Weltweit sind Schätzungen zufolge mehr als 170 Millionen Menschen mit Hepatitis C infiziert. Hepatitis C wird durch Blut übertragen. Nicht behandelt sind chronische Leberentzündungen die Folge - als Spätfolge kann Hepatitis C auch zu Leberkrebs führen. Derzeit arbeiten mehrere Pharmakonzerne an neuen Tabletten gegen Hepatitis C, darunter die US-Firmen Gilead Sciences, Merck & Co sowie Bristol-Myers Squibb und Abbvie. Ihr Ziel ist es, ältere Standardtherapien mit dem zu spritzenden Wirkstoff Interferon zu ersetzen, das schwere Nebenwirkungen auslösen kann.

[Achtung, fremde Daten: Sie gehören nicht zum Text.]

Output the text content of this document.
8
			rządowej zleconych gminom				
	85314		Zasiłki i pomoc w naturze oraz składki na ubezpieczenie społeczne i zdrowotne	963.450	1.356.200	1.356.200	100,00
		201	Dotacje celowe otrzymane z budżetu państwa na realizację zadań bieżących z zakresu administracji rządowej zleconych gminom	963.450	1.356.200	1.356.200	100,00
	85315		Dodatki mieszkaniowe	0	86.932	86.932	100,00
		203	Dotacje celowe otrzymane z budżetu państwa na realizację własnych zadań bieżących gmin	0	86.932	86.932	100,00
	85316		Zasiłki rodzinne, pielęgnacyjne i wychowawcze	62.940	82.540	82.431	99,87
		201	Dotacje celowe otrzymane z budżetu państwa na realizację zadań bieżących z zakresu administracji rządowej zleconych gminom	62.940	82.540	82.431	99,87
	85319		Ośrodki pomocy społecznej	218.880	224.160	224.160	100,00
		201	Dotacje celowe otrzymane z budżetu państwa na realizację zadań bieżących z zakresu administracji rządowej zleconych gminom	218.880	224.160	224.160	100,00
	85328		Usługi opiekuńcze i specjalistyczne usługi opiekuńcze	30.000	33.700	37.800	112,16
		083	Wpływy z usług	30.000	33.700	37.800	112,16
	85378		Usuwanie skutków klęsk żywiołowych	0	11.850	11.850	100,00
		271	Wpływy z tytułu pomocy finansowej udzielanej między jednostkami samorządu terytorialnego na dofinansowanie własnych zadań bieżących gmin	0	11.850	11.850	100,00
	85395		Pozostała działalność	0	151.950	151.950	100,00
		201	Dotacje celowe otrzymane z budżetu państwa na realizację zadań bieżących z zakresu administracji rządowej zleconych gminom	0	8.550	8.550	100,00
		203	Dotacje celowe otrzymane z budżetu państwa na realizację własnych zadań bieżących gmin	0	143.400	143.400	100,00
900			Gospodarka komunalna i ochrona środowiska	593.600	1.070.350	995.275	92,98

Boehringer stellte die Ergebnisse seiner Phase-III-Studie, an der mehr als 2.200 Patienten teilnahmen, auf einem Medizinkongress in der US-Hauptstadt Washington vor. Neue Medikamente müssen vor einer Zulassung erst drei Phasen der klinischen Erprobung am Menschen erfolgreich bestehen. In der Studie wurde Faldaprevir in Kombination mit einem Interferon-Präparat und dem älteren Wirkstoff Ribavirin getestet. Bei 84 Prozent von vorher noch nicht behandelten Patienten, die das Boehringer-Mittel erhielten, konnte den Daten zufolge die Behandlungszeit deutlich verkürzt werden. Bei 83 Prozent der Patienten konnte eine Heilung erzielt werden. Auch bei schwer zu behandelnden Patienten mit einer HIV-Infektion sowie bei Patienten, bei denen eine vorherige Behandlung nicht erfolgreich war, habe das Mittel positive Resultate gezeigt.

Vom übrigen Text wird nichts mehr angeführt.